Вчера Вика долго и рьяно уговаривала его обязательно зайти к матери и попробовать восстановить отношения. Арсений в своё время поделился с ней своей семейной историей. Она поразилась: как можно разрушить такую семью? Чего не бывает! Надо уметь прощать. Она поражалась, что за столько лет никто ничего не предпринял для того, чтобы помириться. Ну а уж теперь, когда Олег Александрович Храповицкий в таком опасном состоянии, все ссоры должны забыться, отойти на второй план. Ни в коем случае нельзя скрывать от второй части семьи случившееся! Они непременно захотят позаботиться об Олеге Александровиче!
Арсения не просто было уговорить на то, в чём он сам ещё сомневался. Перед самым его отъездом они спорили так самозабвенно, что едва не поссорились всерьёз, но так ни в чём друг друга не убедили.
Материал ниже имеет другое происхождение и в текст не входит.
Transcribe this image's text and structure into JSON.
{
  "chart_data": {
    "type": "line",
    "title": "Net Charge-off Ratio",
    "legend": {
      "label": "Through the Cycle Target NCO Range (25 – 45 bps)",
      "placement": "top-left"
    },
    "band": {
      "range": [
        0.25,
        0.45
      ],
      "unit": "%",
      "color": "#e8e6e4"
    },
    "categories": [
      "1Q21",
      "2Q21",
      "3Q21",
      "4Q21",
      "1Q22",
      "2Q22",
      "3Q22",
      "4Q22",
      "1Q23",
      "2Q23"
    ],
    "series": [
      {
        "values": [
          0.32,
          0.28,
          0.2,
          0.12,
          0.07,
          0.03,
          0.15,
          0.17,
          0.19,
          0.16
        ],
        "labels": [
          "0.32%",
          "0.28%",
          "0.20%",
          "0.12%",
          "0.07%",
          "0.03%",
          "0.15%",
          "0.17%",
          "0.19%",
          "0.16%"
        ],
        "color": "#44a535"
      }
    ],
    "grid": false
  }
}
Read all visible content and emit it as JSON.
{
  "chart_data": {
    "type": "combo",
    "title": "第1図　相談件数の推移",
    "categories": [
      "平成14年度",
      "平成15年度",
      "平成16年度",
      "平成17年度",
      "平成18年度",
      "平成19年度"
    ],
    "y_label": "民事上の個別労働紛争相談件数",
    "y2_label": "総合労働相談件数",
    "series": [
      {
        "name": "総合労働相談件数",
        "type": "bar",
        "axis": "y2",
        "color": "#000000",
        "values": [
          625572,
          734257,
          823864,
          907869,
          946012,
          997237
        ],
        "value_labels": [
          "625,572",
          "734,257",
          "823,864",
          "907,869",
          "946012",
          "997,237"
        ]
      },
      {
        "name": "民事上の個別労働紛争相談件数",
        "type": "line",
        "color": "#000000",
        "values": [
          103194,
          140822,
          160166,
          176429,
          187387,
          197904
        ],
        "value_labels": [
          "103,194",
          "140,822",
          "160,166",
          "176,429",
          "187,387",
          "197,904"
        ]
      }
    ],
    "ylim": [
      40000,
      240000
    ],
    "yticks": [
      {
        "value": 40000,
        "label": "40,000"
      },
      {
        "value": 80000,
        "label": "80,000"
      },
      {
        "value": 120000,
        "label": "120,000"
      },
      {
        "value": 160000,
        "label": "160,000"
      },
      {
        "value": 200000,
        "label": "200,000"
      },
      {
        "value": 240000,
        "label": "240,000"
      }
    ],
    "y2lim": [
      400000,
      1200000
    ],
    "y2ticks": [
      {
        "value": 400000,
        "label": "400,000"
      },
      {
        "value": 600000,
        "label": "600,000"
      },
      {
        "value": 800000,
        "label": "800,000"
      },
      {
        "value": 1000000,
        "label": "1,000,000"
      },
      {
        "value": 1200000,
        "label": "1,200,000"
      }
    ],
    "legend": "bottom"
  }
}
Но уже в дверях, после прощальных, чуть холодноватых объятий он успокоил её: если не случится ничего непредвиденного, непременно заглянет к матери, деду и младшему брату.
На Московском вокзале около памятника Ленину на полу жались к постаменту молодые люди с рюкзаками. «Геологи, что ли, куда-то собрались?» – подумал почему-то Арсений.
Арсений приехал заранее. До поезда оставался почти час. Ресторан ещё работал, хотя у официанток был такой вид, будто каждый новый посетитель наносит им личное оскорбление.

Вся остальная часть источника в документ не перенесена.